Chainlink is a decentralized oracle network used to provide external data to Ethereum smart contracts. Connecting external data allows a contract to have the information from real-world external events, APIs, and other blockchains.
The Chainlink network provides reliable tamper-proof inputs and outputs for complex smart contracts on any blockchain. Smart contracts allow you to execute tamper-proof digital agreements, which are considered highly secure and reliable.
In order to maintain a contracts’ overall reliability, the inputs and outputs which the contract relies on also need to be secure. Chainlinks provide a reliable connection to external data, that is provably secure end-to-end.

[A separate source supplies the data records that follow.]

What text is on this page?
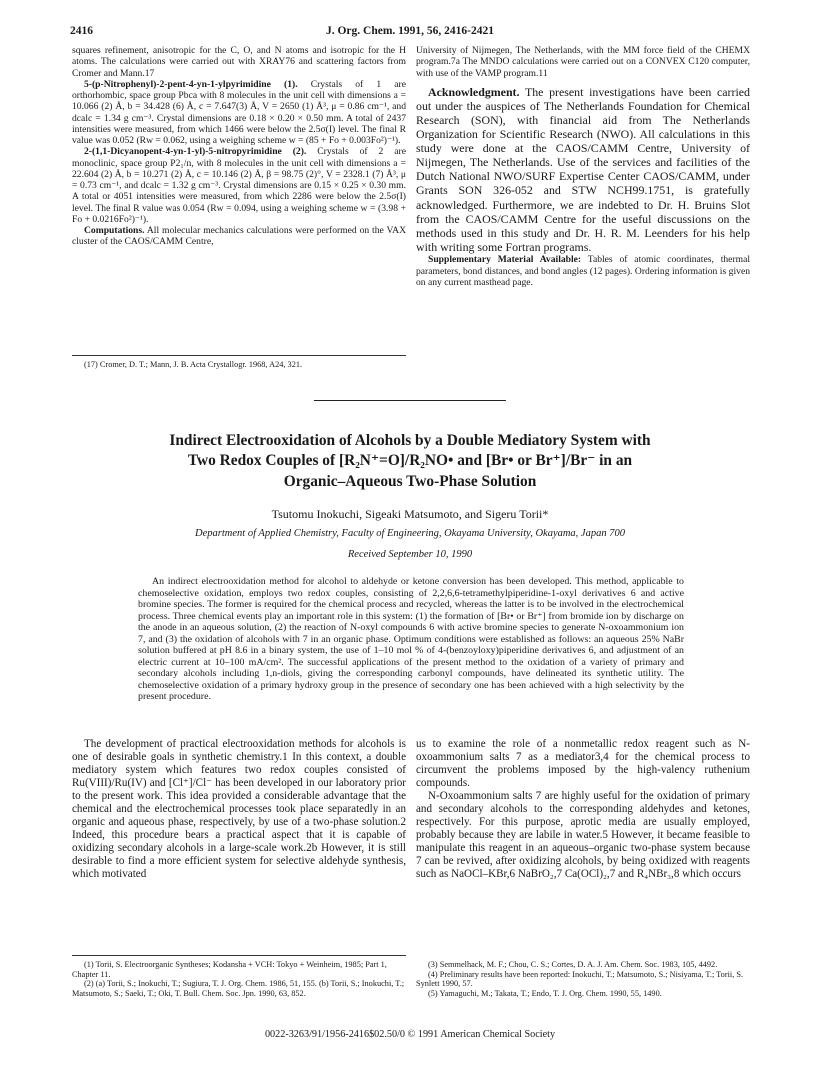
2416	J. Org. Chem. 1991, 56, 2416-2421

squares refinement, anisotropic for the C, O, and N atoms and isotropic for the H atoms. The calculations were carried out with XRAY76 and scattering factors from Cromer and Mann.17

5-(p-Nitrophenyl)-2-pent-4-yn-1-ylpyrimidine (1). Crystals of 1 are orthorhombic, space group Pbca with 8 molecules in the unit cell with dimensions a = 10.066 (2) Å, b = 34.428 (6) Å, c = 7.647(3) Å, V = 2650 (1) Å³, μ = 0.86 cm⁻¹, and dcalc = 1.34 g cm⁻³. Crystal dimensions are 0.18 × 0.20 × 0.50 mm. A total of 2437 intensities were measured, from which 1466 were below the 2.5σ(I) level. The final R value was 0.052 (Rw = 0.062, using a weighing scheme w = (85 + Fo + 0.003Fo²)⁻¹).

2-(1,1-Dicyanopent-4-yn-1-yl)-5-nitropyrimidine (2). Crystals of 2 are monoclinic, space group P2₁/n, with 8 molecules in the unit cell with dimensions a = 22.604 (2) Å, b = 10.271 (2) Å, c = 10.146 (2) Å, β = 98.75 (2)°, V = 2328.1 (7) Å³, μ = 0.73 cm⁻¹, and dcalc = 1.32 g cm⁻³. Crystal dimensions are 0.15 × 0.25 × 0.30 mm. A total or 4051 intensities were measured, from which 2286 were below the 2.5σ(I) level. The final R value was 0.054 (Rw = 0.094, using a weighing scheme w = (3.98 + Fo + 0.0216Fo²)⁻¹).

Computations. All molecular mechanics calculations were performed on the VAX cluster of the CAOS/CAMM Centre,

(17) Cromer, D. T.; Mann, J. B. Acta Crystallogr. 1968, A24, 321.

University of Nijmegen, The Netherlands, with the MM force field of the CHEMX program.7a The MNDO calculations were carried out on a CONVEX C120 computer, with use of the VAMP program.11

Acknowledgment. The present investigations have been carried out under the auspices of The Netherlands Foundation for Chemical Research (SON), with financial aid from The Netherlands Organization for Scientific Research (NWO). All calculations in this study were done at the CAOS/CAMM Centre, University of Nijmegen, The Netherlands. Use of the services and facilities of the Dutch National NWO/SURF Expertise Center CAOS/CAMM, under Grants SON 326-052 and STW NCH99.1751, is gratefully acknowledged. Furthermore, we are indebted to Dr. H. Bruins Slot from the CAOS/CAMM Centre for the useful discussions on the methods used in this study and Dr. H. R. M. Leenders for his help with writing some Fortran programs.

Supplementary Material Available: Tables of atomic coordinates, thermal parameters, bond distances, and bond angles (12 pages). Ordering information is given on any current masthead page.

Indirect Electrooxidation of Alcohols by a Double Mediatory System with
Two Redox Couples of [R₂N⁺=O]/R₂NO• and [Br• or Br⁺]/Br⁻ in an
Organic–Aqueous Two-Phase Solution
Tsutomu Inokuchi, Sigeaki Matsumoto, and Sigeru Torii*
Department of Applied Chemistry, Faculty of Engineering, Okayama University, Okayama, Japan 700
Received September 10, 1990
An indirect electrooxidation method for alcohol to aldehyde or ketone conversion has been developed. This method, applicable to chemoselective oxidation, employs two redox couples, consisting of 2,2,6,6-tetramethylpiperidine-1-oxyl derivatives 6 and active bromine species. The former is required for the chemical process and recycled, whereas the latter is to be involved in the electrochemical process. Three chemical events play an important role in this system: (1) the formation of [Br• or Br⁺] from bromide ion by discharge on the anode in an aqueous solution, (2) the reaction of N-oxyl compounds 6 with active bromine species to generate N-oxoammonium ion 7, and (3) the oxidation of alcohols with 7 in an organic phase. Optimum conditions were established as follows: an aqueous 25% NaBr solution buffered at pH 8.6 in a binary system, the use of 1–10 mol % of 4-(benzoyloxy)piperidine derivatives 6, and adjustment of an electric current at 10–100 mA/cm². The successful applications of the present method to the oxidation of a variety of primary and secondary alcohols including 1,n-diols, giving the corresponding carbonyl compounds, have delineated its synthetic utility. The chemoselective oxidation of a primary hydroxy group in the presence of secondary one has been achieved with a high selectivity by the present procedure.

The development of practical electrooxidation methods for alcohols is one of desirable goals in synthetic chemistry.1 In this context, a double mediatory system which features two redox couples consisted of Ru(VIII)/Ru(IV) and [Cl⁺]/Cl⁻ has been developed in our laboratory prior to the present work. This idea provided a considerable advantage that the chemical and the electrochemical processes took place separatedly in an organic and aqueous phase, respectively, by use of a two-phase solution.2 Indeed, this procedure bears a practical aspect that it is capable of oxidizing secondary alcohols in a large-scale work.2b However, it is still desirable to find a more efficient system for selective aldehyde synthesis, which motivated

us to examine the role of a nonmetallic redox reagent such as N-oxoammonium salts 7 as a mediator3,4 for the chemical process to circumvent the problems imposed by the high-valency ruthenium compounds.

N-Oxoammonium salts 7 are highly useful for the oxidation of primary and secondary alcohols to the corresponding aldehydes and ketones, respectively. For this purpose, aprotic media are usually employed, probably because they are labile in water.5 However, it became feasible to manipulate this reagent in an aqueous–organic two-phase system because 7 can be revived, after oxidizing alcohols, by being oxidized with reagents such as NaOCl–KBr,6 NaBrO₂,7 Ca(OCl)₂,7 and R₄NBr₃,8 which occurs

(1) Torii, S. Electroorganic Syntheses; Kodansha + VCH: Tokyo + Weinheim, 1985; Part 1, Chapter 11.
(2) (a) Torii, S.; Inokuchi, T.; Sugiura, T. J. Org. Chem. 1986, 51, 155. (b) Torii, S.; Inokuchi, T.; Matsumoto, S.; Saeki, T.; Oki, T. Bull. Chem. Soc. Jpn. 1990, 63, 852.
(3) Semmelhack, M. F.; Chou, C. S.; Cortes, D. A. J. Am. Chem. Soc. 1983, 105, 4492.
(4) Preliminary results have been reported: Inokuchi, T.; Matsumoto, S.; Nisiyama, T.; Torii, S. Synlett 1990, 57.
(5) Yamaguchi, M.; Takata, T.; Endo, T. J. Org. Chem. 1990, 55, 1490.
0022-3263/91/1956-2416$02.50/0 © 1991 American Chemical Society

Chainlink has been popular in the blockchain community with its architecture as a decentralized Oracle technology. Unlike other Oracle designs that rely on a centralized party to be trusted as a gateway, Chainlink is built on a network of independent node operators to offer unique integrations. The node operators are rewarded with the LINK tokens for performing verifiably honest and high-quality work. They can also be punished for being dishonest or turning up a result of poor quality.
The Oracle contract is at the center of the Chainlink design. This is a core aspect of how Chainlink is used in Kaleido blockchain networks.

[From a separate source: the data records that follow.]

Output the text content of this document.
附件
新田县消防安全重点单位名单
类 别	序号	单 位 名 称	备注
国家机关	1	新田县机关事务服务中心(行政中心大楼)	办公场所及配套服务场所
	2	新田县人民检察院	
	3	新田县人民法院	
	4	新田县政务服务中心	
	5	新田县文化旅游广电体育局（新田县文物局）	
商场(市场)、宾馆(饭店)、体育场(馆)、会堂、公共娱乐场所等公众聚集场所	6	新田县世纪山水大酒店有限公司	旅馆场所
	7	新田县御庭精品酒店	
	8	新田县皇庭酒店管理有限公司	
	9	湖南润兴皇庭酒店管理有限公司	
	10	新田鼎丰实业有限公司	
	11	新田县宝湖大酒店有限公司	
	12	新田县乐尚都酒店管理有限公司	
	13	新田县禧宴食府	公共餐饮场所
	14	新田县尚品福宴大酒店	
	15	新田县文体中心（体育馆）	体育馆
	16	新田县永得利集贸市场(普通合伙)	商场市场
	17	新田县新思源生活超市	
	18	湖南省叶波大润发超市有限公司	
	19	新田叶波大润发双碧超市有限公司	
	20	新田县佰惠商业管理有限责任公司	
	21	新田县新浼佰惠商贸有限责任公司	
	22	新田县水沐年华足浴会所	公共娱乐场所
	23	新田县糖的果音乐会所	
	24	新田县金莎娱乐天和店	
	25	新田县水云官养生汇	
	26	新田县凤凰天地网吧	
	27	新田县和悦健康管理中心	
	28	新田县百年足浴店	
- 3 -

The contract communicates with the Chainlink network nodes by publishing EVM events specifically designed to broadcast client requests for external data or job execution: OracleRequest. The request object contains the job ID, client payment amount, client’s desired job execution parameters, and callback addresses for the client contract to accept job execution results.
More than one Oracle contract may be active in a blockchain network. A Chainlink node operator may choose which Oracle contracts to register with in order to be permitted to handle job requests. A Chainlink client contract may choose which Oracle to send the job request to.
The main consumer of the Chainlink Oracle function is naturally a smart contract. This is what the application developers building enterprise blockchain solutions need to develop.
As described above, a client smart contract is not allowed to interact with the outside world. This must be done by going through a mechanism where the need for the external data is broadcast via transaction events, then an external party that listens for such events gets notified for the request, and grabs the requested data and finally sends it into the chain by calling the smart contract via a transaction.